Having a biopsy is hard enough, and waiting for results causes even more anxiety. MBA student Linden Wyatt has come up with a method to speed up biopsy results and has started a company, Optera Diagnostics, to develop it further.
“We all know someone who’s gone home after a biopsy and had to wait weeks to find out if he or she has cancer,” Wyatt said. “That kind of waiting is really difficult. Our instrument can change that.”
Now the business community is taking notice. In October, Wyatt won the audience choice award—and $3,000—at the Cox Business Startup Competition. A month later he was a runner-up in the Rhode Island Business Plan Elevator Pitch competition.
Wyatt got interested in cancer treatment when he was a physics doctoral student working in the lab of URI biophysicists Yana Reshetnyak and Oleg Andreev, renowned for discovering a technology that detects cancerous tumors and delivers treatment to them without harming surrounding healthy cells.
Although Wyatt had toyed with the idea of starting his own business, he realized he didn’t have much experience in that field, so he decided to enroll in URI’s Master of Business Administration program.

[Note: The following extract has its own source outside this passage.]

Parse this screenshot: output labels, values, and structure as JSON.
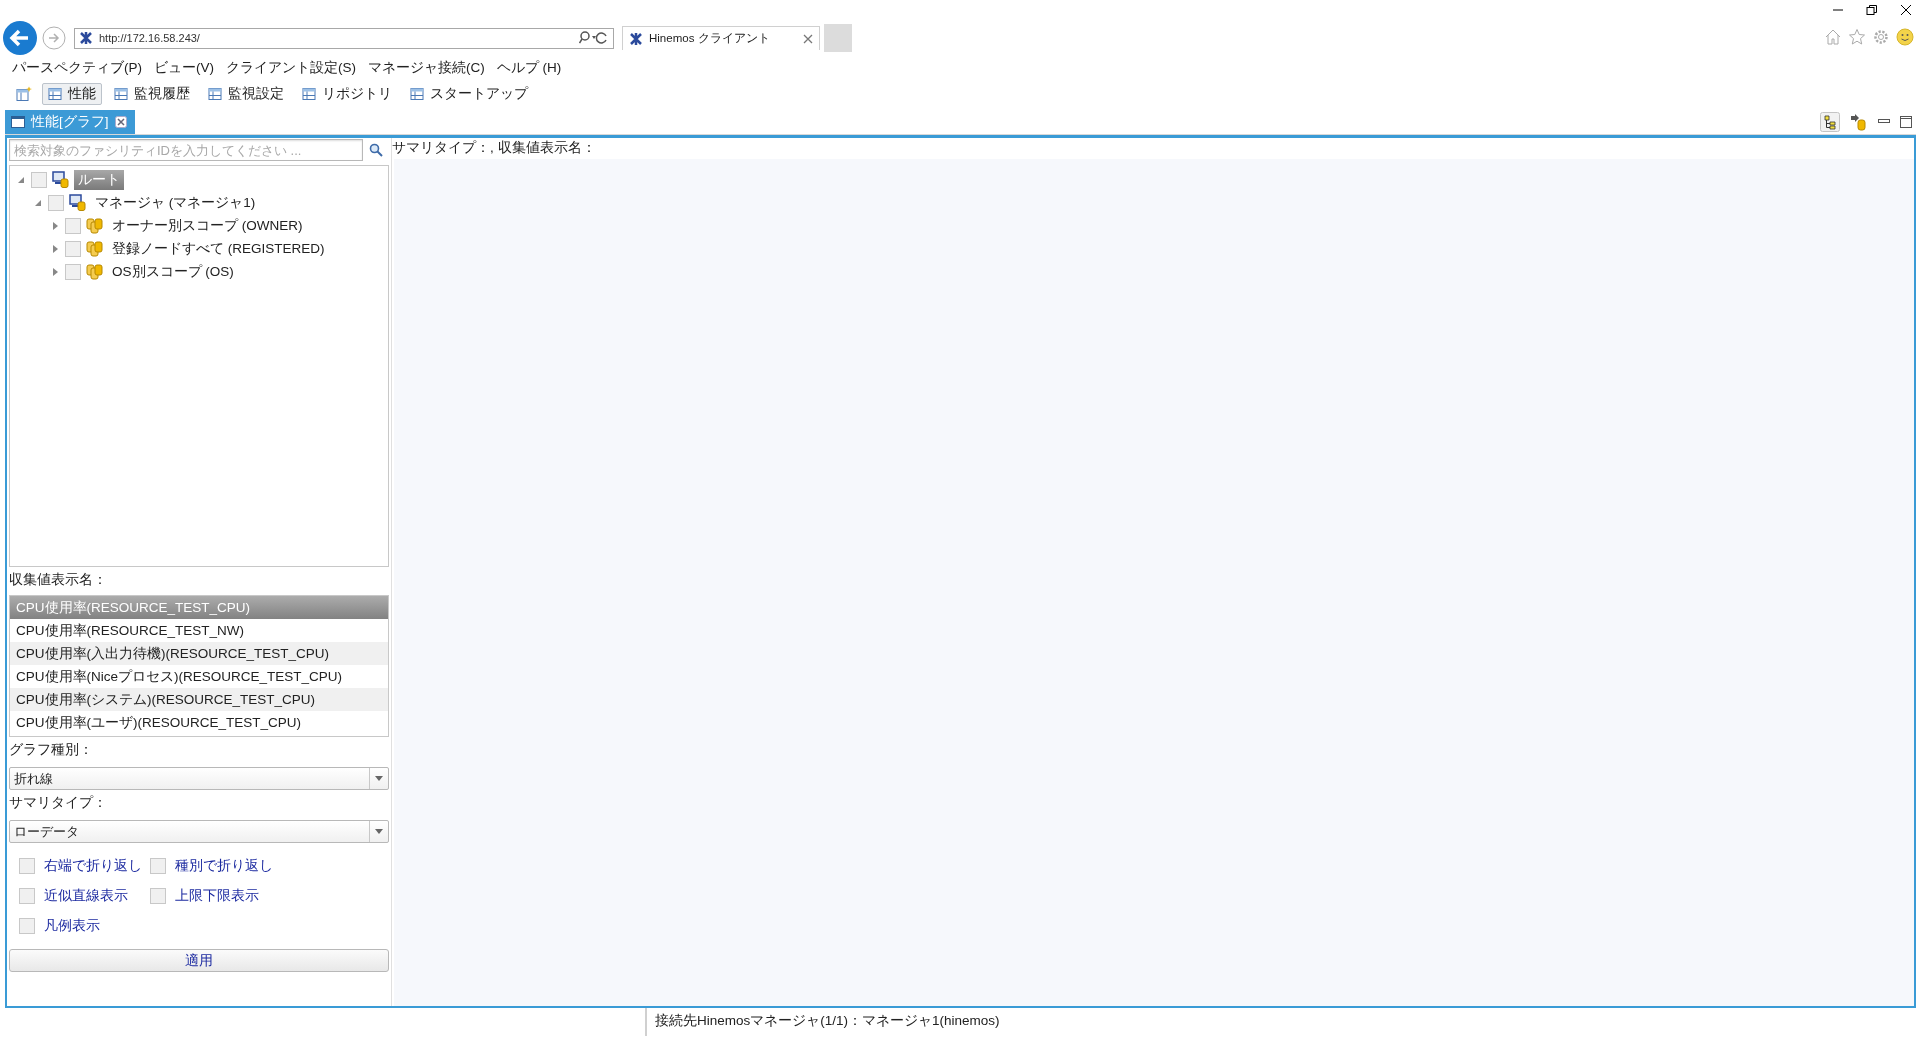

“I’ve learned skills in my M.B.A. courses that I use every day in my startup,” Wyatt said. “I’ve also made some great connections through the program—not only in terms of friendly and helpful students but also people who can help me raise money and advance my business.”
In his rare free moments, Wyatt volunteers for the Sierra Club, leading backpacking trips in the Sierra Nevada in California, the Rockies in Montana and the Sawtooths in Idaho. “You can calm your brain backpacking,” he said. “When you disconnect like that it gives you a new perspective—and energy.”